Not planning on seeing the new Ghostbusters this summer? You must be sexist.
When Sony released the first trailer for the new film in early March, it didn’t go over well. In fact, it became the most disliked movie trailer in YouTube history. Ouch.
But the movie’s initial unpopularity isn’t due to the fact that the trailer was just not funny, or that Sony is proving that it’s clearly out of ideas. Nope, feminists, constantly on the lookout for something to whine about, are convinced it’s because Americans are sexist.
A Forbes writer blamed negative reactions to the preview on “a bunch of angry, misogynistic twerps of all ages spending the last two months ‘down-voting’ said trailer because Sony and Paul Feig had the gall to cast four actresses as the title characters.” Naturally, these are the same “twerps” who “are angry that the last two Star Wars movies had female leads.”
Cosmo blamed it on the “dumb sexist critics.”
And the Huffington Post went so far as to say that people who deny that their dislike of the upcoming movie has anything to do with gender, suffer from “passive sexism.” NBC echoed this by saying that “Ghostbusters backlash” is a symptom of the gender divide in America today.
To try and garner support for the film, Ellen DeGeneres had the four female leads on her show on May 25th. The episode also happened to have Hillary Clinton as a guest.
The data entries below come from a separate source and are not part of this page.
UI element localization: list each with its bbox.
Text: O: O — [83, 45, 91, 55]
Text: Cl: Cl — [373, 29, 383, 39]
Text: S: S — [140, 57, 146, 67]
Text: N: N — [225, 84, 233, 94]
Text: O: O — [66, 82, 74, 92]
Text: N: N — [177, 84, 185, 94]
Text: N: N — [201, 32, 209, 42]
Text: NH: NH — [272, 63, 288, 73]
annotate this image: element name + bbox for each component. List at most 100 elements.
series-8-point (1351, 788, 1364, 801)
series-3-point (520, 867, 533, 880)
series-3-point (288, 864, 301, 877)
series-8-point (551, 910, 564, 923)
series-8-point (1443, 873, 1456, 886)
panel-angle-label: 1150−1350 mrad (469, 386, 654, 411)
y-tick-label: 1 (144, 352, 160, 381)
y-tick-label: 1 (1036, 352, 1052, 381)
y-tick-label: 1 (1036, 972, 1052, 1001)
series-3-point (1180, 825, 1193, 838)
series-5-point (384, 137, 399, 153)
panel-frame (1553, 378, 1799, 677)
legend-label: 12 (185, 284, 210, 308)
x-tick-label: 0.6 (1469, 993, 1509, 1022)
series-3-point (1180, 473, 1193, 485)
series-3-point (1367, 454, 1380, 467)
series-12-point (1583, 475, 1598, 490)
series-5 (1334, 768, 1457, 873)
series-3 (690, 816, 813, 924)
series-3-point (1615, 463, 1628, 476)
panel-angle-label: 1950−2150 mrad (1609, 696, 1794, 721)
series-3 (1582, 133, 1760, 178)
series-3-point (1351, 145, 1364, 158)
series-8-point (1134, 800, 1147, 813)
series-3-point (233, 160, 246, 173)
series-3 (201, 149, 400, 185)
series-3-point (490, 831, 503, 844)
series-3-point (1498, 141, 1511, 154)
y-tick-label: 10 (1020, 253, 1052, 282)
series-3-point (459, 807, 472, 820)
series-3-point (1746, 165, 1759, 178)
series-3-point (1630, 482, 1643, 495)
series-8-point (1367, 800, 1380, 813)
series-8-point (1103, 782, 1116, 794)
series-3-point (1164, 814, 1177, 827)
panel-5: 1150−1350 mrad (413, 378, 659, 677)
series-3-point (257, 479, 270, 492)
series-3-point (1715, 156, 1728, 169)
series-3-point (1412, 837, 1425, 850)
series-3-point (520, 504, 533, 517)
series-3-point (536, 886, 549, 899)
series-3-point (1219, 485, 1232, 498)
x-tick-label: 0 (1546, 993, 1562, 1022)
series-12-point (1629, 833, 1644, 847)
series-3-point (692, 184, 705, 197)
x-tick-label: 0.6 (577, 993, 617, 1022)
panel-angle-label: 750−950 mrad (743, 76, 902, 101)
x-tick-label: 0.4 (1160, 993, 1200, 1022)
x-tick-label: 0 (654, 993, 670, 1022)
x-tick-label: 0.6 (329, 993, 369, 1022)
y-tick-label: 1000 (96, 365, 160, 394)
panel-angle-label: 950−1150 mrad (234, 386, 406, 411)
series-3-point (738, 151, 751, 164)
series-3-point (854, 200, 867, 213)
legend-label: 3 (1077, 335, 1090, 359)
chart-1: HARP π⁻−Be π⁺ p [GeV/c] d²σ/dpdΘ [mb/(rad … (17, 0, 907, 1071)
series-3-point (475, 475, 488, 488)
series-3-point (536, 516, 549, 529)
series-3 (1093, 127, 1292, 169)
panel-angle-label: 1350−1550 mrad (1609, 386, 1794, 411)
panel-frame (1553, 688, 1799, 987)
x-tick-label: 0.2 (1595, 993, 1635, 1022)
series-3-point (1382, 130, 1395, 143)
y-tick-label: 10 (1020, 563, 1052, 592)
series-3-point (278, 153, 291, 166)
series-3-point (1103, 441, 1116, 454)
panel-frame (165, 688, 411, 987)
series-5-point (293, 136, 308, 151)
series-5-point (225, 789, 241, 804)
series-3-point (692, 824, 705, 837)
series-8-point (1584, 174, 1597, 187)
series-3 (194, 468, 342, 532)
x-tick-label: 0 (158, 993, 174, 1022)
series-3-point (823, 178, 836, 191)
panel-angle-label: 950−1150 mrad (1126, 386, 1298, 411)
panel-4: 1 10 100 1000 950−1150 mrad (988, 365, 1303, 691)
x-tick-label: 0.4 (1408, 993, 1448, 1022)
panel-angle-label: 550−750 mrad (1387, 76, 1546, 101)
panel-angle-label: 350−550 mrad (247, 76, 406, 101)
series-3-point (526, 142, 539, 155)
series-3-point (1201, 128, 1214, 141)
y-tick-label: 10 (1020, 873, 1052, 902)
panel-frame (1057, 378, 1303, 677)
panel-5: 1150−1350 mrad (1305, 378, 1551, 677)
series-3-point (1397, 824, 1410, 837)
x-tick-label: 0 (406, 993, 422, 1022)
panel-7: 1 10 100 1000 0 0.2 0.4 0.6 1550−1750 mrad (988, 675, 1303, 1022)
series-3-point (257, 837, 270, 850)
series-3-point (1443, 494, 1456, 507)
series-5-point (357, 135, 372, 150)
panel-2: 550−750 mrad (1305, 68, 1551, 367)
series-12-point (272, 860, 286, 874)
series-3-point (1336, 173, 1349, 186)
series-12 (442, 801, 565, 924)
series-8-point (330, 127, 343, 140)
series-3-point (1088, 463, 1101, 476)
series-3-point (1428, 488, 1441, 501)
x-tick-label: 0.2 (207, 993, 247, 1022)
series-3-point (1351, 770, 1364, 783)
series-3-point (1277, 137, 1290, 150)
Just a coincidence, of course, because there’s nothing political about the new Ghostbusters, nothing at all.
In order to ensure that the newly feminized Ghostbusters is a box office success, the Los Angeles Times says that women have “an obligation” to see the film when it comes out on July 15. The article’s author insists that sexism is “most stubbornly entrenched in cinema, of all the popular culture industries.” Oh, is that why Frozen, directed by a woman and starring female leads, smashed box office records?
Here’s a thought: gender equality will be reached when Americans are allowed to judge movies based on their merits, and not based on the gender of the actors. But this is probably the wrong election year for that kind of thinking.